Development limited to existing footprint

It recently has been asserted that the Jekyll Island Authority (JIA) wants to change the definition of marshland. This simply is not true. The reality is the JIA has no “authority” when it comes to the question, “What is marshland?” That power lies with the state’s lawmakers. As far as the JIA is concerned, to build in the ecologically vital marshland is completely out of the question.

The underlying issue is really about the limitations of development on Jekyll Island. As sure as high tide follows low, this discussion unfailingly provokes a public outcry whose impassioned plea is clear: Do not let Jekyll Island become the next (fill-in-the-blank overdeveloped beach destination).

We wholeheartedly agree. The JIA has been busy with revitalization intended to protect the island’s unique character. All the new commercial development you hear about is occurring within existing footprints and is not adding to the amount of “developed” land. On Jekyll Island, “developed” basically means any land not in its original, natural state, and includes bike paths, historic sites, picnic areas and golf courses. In all, this “developed” land must be kept to no more than just 35 percent of the island’s total land area above “mean high tide,” as defined in the 1971 law establishing the 35-percent limitation on development.

Significant acreage of marshland in and around Jekyll Island is above “mean high tide” and has always been counted as part of the island’s total land area. But it is not to be built on. In the current Jekyll Island master plan, this marshland is delineated as environmentally sensitive. It is protected under the Jekyll Island conservation plan and also regulated under Georgia’s Coastal Marshland Protection Act. No one is considering anything other than protecting this invaluable natural resource. Period.
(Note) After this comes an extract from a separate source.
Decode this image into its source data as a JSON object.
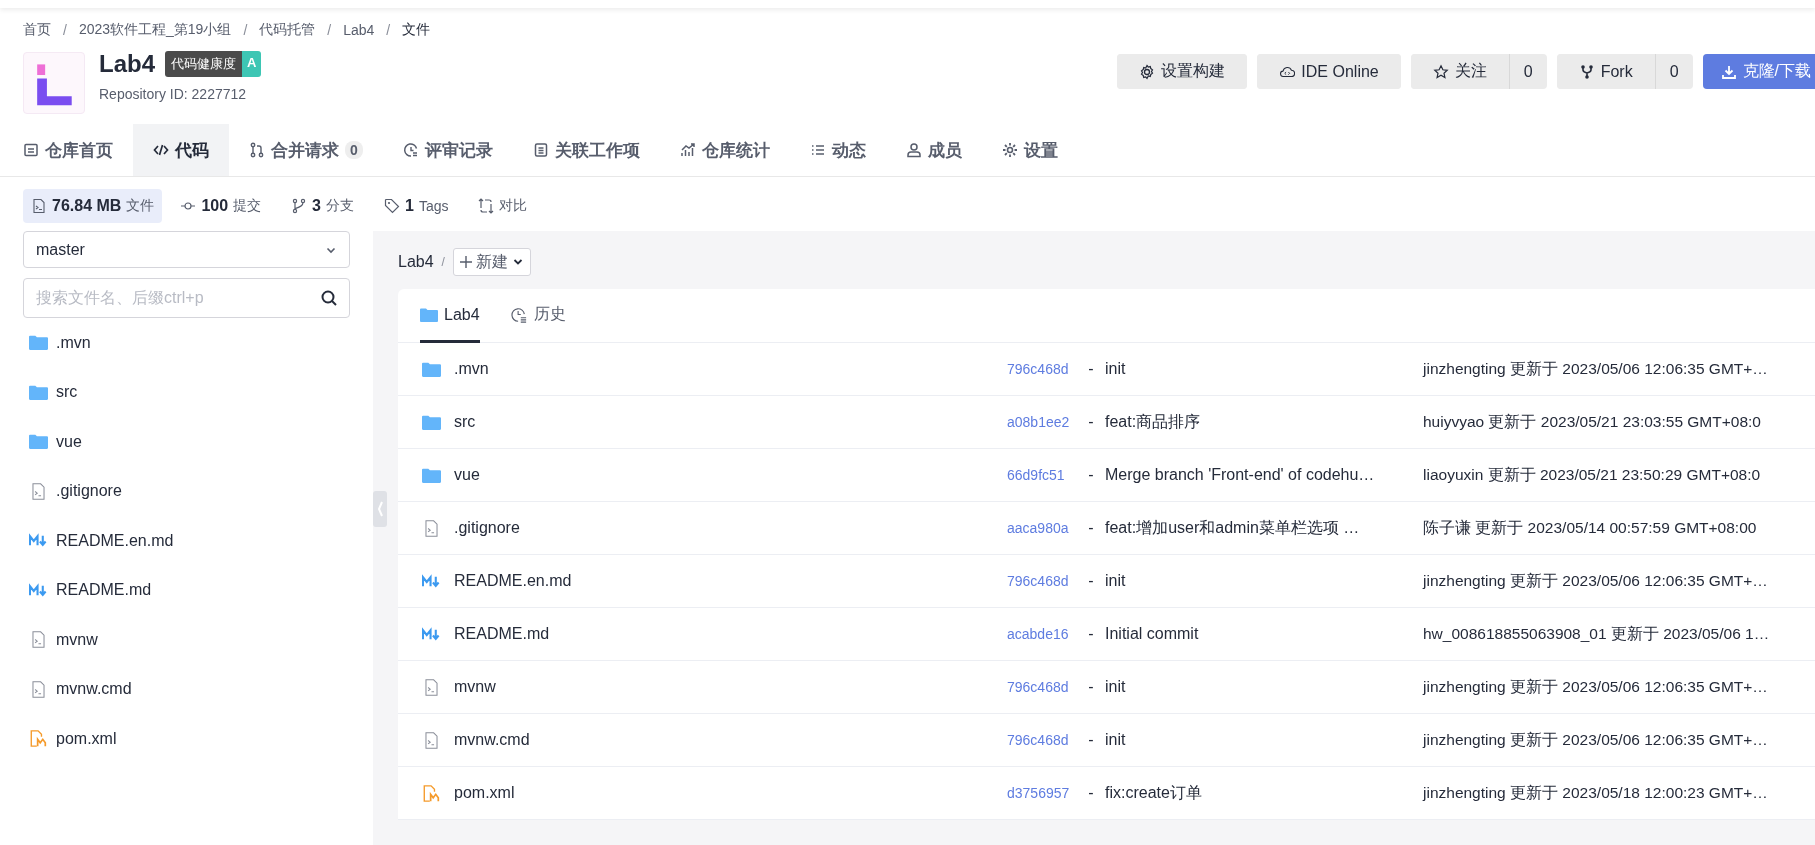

Under the guidance of the current Jekyll Island master plan, a long-downward trend in visitation has been reversed through careful stewardship. Accomplishments include creation of the Georgia Sea Turtle Center; enactment of a lighting ordinance to protect sea turtle nesting habitat; formation of a comprehensive conservation plan; establishment of design guidelines limiting building height; development of a “certified-green” convention center; re-creation of the beachfront park, and the addition and rehabilitation of more than 10 miles of bike trails. As new hotels open, each must receive certification for energy conservation and sustainability. And each will be located within existing developed footprints.

The JIA is demonstrating its commitment to a thoughtful vision for the future through a new master plan that carries forward the firm line on limited development.

I encourage you to visit and see if you agree we are on the right track. And as you marvel at the periwinkle snails clinging to the spartina marsh grass, gaze across the vast Marshes of Glynn to the setting sun and know that Jekyll Island, under the stewardship of the Jekyll Island Authority, will remain a special place — the nearest faraway place — for you, your children and their children.

Eric Garvey is chief communications officer for the Jekyll Island Authority.